Operations Over Coding
While the tech industry promotes AI coding tools, Rakesh argues the real cost savings will come from AI-driven IT operations, not products like Copilot or Gemini.
He pointed to a fundamental problem with how IT services work today. The traditional "break-fix" business model means companies profit from resolving problems rather than preventing them. "We wait for something to break so we can fix it and charge for it," he said. "I have zero incentive as an industry to eliminate incidents and increase availability."

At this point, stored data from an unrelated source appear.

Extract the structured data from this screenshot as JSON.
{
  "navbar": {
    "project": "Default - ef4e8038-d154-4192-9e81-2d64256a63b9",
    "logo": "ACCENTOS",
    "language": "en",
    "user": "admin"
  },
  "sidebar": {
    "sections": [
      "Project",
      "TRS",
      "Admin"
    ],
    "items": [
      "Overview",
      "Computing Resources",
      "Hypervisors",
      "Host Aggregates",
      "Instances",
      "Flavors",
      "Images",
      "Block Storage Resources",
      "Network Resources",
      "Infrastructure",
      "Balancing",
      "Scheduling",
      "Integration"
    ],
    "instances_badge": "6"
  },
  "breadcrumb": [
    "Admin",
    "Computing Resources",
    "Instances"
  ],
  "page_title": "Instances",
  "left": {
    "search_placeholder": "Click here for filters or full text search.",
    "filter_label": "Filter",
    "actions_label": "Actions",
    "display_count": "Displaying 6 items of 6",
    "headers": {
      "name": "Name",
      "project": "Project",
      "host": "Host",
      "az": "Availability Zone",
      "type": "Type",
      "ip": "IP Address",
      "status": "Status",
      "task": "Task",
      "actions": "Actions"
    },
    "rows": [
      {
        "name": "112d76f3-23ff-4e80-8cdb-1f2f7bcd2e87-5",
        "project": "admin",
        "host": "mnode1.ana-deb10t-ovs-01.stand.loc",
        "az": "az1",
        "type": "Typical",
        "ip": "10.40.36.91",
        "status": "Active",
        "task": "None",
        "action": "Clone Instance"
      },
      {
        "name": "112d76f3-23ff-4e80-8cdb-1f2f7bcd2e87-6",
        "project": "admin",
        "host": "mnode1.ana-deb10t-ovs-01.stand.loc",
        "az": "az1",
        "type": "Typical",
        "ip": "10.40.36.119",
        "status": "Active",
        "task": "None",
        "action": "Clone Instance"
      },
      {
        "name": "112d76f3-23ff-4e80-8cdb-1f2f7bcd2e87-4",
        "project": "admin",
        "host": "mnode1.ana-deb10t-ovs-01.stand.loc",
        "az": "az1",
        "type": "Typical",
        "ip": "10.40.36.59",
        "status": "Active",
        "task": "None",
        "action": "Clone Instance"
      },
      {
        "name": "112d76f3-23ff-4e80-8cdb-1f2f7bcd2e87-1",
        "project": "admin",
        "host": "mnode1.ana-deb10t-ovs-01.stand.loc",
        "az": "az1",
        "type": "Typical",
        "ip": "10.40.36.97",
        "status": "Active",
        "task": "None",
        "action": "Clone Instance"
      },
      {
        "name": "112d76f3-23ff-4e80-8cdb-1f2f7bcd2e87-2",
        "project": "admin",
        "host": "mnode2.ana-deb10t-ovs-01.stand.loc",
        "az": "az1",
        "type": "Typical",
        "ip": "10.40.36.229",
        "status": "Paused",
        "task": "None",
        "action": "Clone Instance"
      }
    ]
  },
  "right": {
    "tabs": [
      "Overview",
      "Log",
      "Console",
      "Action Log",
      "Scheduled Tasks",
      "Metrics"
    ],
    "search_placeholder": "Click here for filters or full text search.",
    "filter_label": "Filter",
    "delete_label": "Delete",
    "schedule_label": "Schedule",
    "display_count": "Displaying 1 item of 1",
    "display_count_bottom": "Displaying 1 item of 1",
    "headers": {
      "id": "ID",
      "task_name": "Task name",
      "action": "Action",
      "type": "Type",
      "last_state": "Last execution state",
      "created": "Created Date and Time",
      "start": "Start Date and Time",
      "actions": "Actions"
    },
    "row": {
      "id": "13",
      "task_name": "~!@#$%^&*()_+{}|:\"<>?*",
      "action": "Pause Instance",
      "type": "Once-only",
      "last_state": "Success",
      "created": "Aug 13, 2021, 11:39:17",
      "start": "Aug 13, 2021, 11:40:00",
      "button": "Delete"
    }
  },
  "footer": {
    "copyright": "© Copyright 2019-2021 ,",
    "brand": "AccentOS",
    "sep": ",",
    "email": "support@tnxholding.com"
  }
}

He compared today's IT operations unfavorably to modern cars. "Even your car has a yellow light that flashes when something is starting to go wrong. But our IT operations don't do that even today."
AI-driven operations that predict and prevent failures rather than fix them after they occur could upend this model, potentially cutting the need for expensive emergency repairs that currently generate revenue for IT service providers.
Mphasis said its NeoIP platform delivers 60% efficiency gains in development and cuts the time to detect and resolve IT incidents in half, with three to five hours of advance warning before major outages.
Shifting to Outcome-Based Pricing
Clients are moving from headcount-based pricing to outcome-based contracts, Rakesh said. One high-tech client now tracks eight productivity metrics for contractors. Another is unbundling a software-as-a-service deal to separate software from services. "They didn't know how many people are engaged. It was a bundled deal," he said. The client wants to understand what they're paying for and get results rather than just more headcount.
Mphasis tested its approach two years ago with a client running 40 million lines of COBOL for payments processing. The client needed to cut customer onboarding from 18-24 months to two months to compete with digital-native firms. Traditional tools estimated the modernization would take seven years.
The company doesn't break out AI revenue separately because AI is woven into everything it does now. "If everyone is touching AI, what exactly am I breaking out?" Rakesh said. The goal is to have AI in every single project.
Companies that can show measurable results rather than simply add more bodies to a project may have an advantage. Mphasis has already changed how it hires, moving away from campus recruitment to internships and hackathons. The company now looks for what Rakesh calls "learnability" over static technical skills that become outdated quickly as AI reshapes the industry.